«Prendiamo atto con rispetto della sentenza della Consulta - osserva il governatore Luca Zaia - però nella nostra legge non vedo nulla di oltraggioso, ma contenuti di buon senso. Mi spiace che, troppo spesso, quando si fa qualcosa per la gente che risiede nei territori scatti, quasi in automatico, un'ingiusta accusa di razzismo, perché così non è».

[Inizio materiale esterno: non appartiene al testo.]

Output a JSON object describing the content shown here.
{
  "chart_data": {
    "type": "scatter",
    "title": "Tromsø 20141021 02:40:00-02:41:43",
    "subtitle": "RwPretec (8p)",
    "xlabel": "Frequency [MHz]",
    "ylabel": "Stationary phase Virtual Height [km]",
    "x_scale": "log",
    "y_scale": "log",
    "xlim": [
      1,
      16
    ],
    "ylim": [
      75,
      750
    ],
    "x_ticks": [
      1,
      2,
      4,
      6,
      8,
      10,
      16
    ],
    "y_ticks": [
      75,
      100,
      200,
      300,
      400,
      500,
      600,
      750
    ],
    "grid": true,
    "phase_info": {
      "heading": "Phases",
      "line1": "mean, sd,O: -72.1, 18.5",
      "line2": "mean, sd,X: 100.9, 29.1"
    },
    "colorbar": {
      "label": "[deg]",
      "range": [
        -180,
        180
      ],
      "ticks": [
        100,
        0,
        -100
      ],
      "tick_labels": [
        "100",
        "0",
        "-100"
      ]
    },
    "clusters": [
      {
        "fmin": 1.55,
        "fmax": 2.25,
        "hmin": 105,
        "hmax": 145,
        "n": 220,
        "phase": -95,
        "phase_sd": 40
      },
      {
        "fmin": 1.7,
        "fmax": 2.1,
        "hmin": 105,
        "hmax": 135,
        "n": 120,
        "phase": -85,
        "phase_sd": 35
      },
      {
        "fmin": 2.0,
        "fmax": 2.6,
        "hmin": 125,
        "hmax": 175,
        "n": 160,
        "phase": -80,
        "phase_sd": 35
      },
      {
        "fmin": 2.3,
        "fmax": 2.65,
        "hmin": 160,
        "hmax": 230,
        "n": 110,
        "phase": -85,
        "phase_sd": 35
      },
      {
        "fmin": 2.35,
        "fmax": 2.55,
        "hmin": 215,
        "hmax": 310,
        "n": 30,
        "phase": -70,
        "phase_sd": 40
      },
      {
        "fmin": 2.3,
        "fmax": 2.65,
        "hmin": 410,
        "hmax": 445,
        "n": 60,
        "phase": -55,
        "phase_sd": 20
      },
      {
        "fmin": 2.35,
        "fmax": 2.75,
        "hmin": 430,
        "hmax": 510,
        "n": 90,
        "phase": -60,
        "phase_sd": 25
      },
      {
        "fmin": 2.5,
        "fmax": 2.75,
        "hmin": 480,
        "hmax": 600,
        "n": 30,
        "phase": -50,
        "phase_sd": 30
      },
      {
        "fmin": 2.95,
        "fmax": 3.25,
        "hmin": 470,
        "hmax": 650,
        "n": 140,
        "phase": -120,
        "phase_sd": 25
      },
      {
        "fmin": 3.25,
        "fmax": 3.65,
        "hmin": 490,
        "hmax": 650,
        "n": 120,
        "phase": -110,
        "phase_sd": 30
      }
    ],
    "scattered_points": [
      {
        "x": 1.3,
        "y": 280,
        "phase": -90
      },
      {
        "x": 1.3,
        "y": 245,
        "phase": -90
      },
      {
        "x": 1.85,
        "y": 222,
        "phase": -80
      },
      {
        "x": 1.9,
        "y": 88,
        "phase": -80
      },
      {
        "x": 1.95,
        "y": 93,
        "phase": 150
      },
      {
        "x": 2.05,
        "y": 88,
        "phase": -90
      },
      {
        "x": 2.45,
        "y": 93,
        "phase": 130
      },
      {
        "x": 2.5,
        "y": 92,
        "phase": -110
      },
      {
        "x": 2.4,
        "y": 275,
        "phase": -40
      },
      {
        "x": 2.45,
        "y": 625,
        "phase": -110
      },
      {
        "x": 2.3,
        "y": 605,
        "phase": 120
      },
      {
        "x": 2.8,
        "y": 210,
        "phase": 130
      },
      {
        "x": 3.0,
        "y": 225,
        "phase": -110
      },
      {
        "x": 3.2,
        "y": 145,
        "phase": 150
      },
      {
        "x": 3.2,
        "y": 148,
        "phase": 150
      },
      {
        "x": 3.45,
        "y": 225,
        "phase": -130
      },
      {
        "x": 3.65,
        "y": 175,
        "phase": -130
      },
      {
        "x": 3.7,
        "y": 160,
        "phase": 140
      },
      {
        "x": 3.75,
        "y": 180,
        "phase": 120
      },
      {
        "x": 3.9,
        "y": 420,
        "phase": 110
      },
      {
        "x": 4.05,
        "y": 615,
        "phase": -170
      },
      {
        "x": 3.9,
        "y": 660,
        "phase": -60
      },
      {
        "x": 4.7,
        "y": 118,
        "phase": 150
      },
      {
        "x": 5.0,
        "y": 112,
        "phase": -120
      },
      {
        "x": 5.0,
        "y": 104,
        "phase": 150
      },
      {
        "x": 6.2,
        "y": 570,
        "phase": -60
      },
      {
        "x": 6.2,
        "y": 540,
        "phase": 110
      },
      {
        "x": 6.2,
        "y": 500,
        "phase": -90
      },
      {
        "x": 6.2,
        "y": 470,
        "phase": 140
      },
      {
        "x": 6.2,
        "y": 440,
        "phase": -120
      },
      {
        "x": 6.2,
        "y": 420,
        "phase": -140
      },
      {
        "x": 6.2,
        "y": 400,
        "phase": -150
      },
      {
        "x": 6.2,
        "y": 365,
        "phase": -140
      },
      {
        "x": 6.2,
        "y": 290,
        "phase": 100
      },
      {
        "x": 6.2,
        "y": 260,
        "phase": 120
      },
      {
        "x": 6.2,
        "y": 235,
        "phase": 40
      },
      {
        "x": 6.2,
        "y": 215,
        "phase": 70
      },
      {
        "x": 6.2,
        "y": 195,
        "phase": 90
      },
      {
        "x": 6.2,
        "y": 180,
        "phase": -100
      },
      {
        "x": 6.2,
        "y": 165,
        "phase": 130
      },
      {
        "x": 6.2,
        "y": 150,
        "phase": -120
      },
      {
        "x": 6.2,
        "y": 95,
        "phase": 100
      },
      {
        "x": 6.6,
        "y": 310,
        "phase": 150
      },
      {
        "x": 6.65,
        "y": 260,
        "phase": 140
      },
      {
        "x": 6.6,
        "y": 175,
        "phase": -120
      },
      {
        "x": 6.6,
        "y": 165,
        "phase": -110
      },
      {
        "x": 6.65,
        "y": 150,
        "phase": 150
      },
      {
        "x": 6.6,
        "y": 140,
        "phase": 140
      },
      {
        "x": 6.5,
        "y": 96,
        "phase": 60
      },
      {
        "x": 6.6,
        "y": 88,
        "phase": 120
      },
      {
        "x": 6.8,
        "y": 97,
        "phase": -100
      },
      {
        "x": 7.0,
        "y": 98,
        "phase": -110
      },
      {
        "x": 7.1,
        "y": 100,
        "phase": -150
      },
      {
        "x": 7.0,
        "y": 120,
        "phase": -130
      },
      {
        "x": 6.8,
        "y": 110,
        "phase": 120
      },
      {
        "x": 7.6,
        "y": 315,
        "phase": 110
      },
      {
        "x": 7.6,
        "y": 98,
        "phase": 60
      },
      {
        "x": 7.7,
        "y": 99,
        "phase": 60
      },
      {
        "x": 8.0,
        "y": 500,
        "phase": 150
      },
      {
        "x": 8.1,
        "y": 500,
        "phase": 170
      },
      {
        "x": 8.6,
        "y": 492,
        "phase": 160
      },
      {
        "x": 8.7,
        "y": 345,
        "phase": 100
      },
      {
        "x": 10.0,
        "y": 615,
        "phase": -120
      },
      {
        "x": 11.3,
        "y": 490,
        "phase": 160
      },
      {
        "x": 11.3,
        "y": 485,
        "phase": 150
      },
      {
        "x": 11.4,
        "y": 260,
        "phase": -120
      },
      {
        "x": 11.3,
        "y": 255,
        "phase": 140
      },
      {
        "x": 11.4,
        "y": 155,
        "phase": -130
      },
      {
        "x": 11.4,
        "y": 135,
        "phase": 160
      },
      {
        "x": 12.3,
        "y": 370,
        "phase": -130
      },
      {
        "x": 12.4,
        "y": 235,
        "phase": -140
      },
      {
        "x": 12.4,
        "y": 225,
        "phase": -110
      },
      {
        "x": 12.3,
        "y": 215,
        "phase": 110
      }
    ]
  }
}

L'esponente leghista, che guida la giunta veneta, non ci sta, insomma, ad essere tacciato di razzismo e porta un esempio concreto: «Mettiamo che ci si trovi in una situazione di posti in esaurimento in un asilo, una sorta di overbooking. A parità di reddito Isee, e quindi di fronte a una uguale situazione di difficoltà, cosa è più equo fare? Scegliere un residente da anni o uno appena arrivato?». Ma è proprio questo criterio che la sentenza 107, depositata oggi, relatrice la giudice Daria de Pretis, ha messo in discussione e bocciato, sulla scorta di un ricorso presentato dalla Presidenza del Consiglio.

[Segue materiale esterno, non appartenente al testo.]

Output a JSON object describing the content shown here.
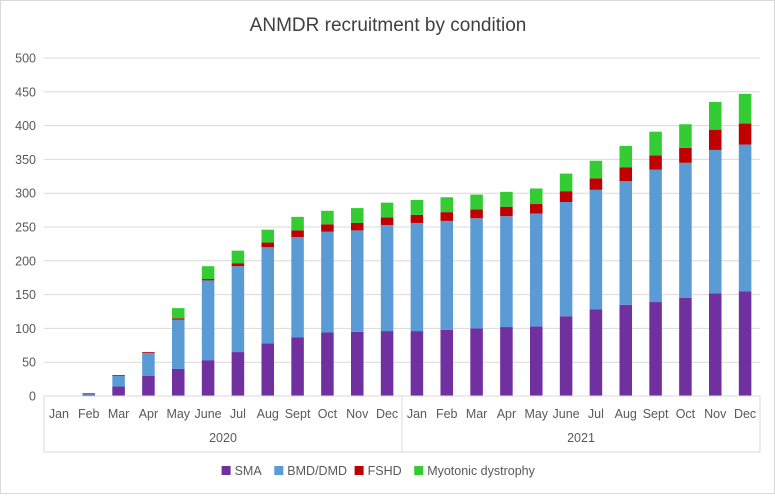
{
  "chart_data": {
    "type": "bar",
    "stacked": true,
    "title": "ANMDR recruitment by condition",
    "categories": [
      "Jan",
      "Feb",
      "Mar",
      "Apr",
      "May",
      "June",
      "Jul",
      "Aug",
      "Sept",
      "Oct",
      "Nov",
      "Dec",
      "Jan",
      "Feb",
      "Mar",
      "Apr",
      "May",
      "June",
      "Jul",
      "Aug",
      "Sept",
      "Oct",
      "Nov",
      "Dec"
    ],
    "groups": [
      {
        "label": "2020",
        "span": 12
      },
      {
        "label": "2021",
        "span": 12
      }
    ],
    "series": [
      {
        "name": "SMA",
        "color": "#7030A0",
        "values": [
          0,
          2,
          14,
          30,
          40,
          53,
          65,
          78,
          87,
          94,
          95,
          96,
          96,
          98,
          100,
          102,
          103,
          118,
          128,
          135,
          139,
          145,
          152,
          155
        ]
      },
      {
        "name": "BMD/DMD",
        "color": "#5B9BD5",
        "values": [
          0,
          1,
          16,
          34,
          73,
          118,
          127,
          142,
          148,
          149,
          150,
          157,
          160,
          161,
          163,
          164,
          167,
          169,
          177,
          183,
          196,
          200,
          212,
          217
        ]
      },
      {
        "name": "FSHD",
        "color": "#C00000",
        "values": [
          0,
          1,
          1,
          1,
          2,
          2,
          4,
          7,
          10,
          11,
          11,
          11,
          12,
          13,
          13,
          14,
          14,
          16,
          17,
          20,
          21,
          22,
          30,
          31
        ]
      },
      {
        "name": "Myotonic dystrophy",
        "color": "#33CC33",
        "values": [
          0,
          0,
          0,
          0,
          15,
          19,
          19,
          19,
          20,
          20,
          22,
          22,
          22,
          22,
          22,
          22,
          23,
          26,
          26,
          32,
          35,
          35,
          41,
          44
        ]
      }
    ],
    "ylim": [
      0,
      500
    ],
    "yticks": [
      0,
      50,
      100,
      150,
      200,
      250,
      300,
      350,
      400,
      450,
      500
    ],
    "grid": true,
    "legend": "bottom"
  }
}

Il parametro adottato, infatti, «fissa un titolo di precedenza a favore di un'ampia categoria di persone e produce così effetti sostanzialmente escludenti dei soggetti non radicati in Veneto».

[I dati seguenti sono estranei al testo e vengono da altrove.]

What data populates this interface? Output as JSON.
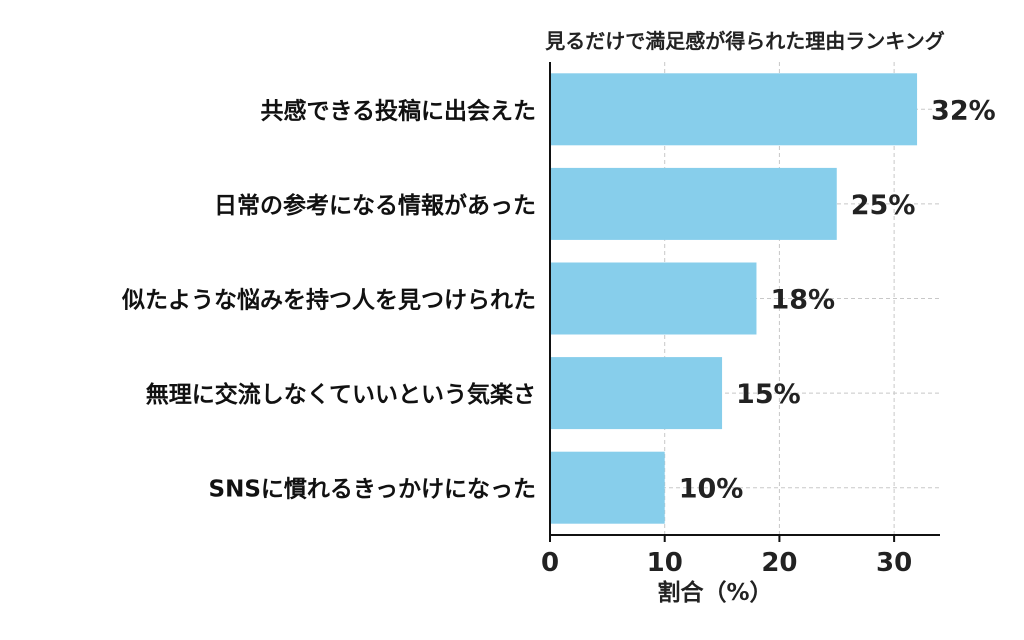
{
  "chart_data": {
    "type": "bar",
    "orientation": "horizontal",
    "title": "見るだけで満足感が得られた理由ランキング",
    "xlabel": "割合（%）",
    "ylabel": "",
    "categories": [
      "共感できる投稿に出会えた",
      "日常の参考になる情報があった",
      "似たような悩みを持つ人を見つけられた",
      "無理に交流しなくていいという気楽さ",
      "SNSに慣れるきっかけになった"
    ],
    "values": [
      32,
      25,
      18,
      15,
      10
    ],
    "value_labels": [
      "32%",
      "25%",
      "18%",
      "15%",
      "10%"
    ],
    "xlim": [
      0,
      34
    ],
    "xticks": [
      0,
      10,
      20,
      30
    ],
    "xtick_labels": [
      "0",
      "10",
      "20",
      "30"
    ],
    "grid": true,
    "legend": "none",
    "bar_color": "#87ceeb"
  }
}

Inoltre «prescinde totalmente dal fattore economico», perché non c'è alcuna «ragionevole correlazione» tra la residenza prolungata in Veneto e le situazioni di bisogno o di disagio; anche «lo scopo dei servizi sociali di garantire pari opportunità e di evitare discriminazioni», che per i nido si traduce nella possibilità per i «genitori (in particolare alle madri) privi di adeguati mezzi economici di svolgere un'attività lavorativa», viene contraddetto. Secondo i giudici, la norma contrasta inoltre con la funzione educativa a vantaggio dei bambini dell'asilo nido e con quella socio-assistenziale a vantaggio dei genitori privi dei mezzi economici per pagare l'asilo privato.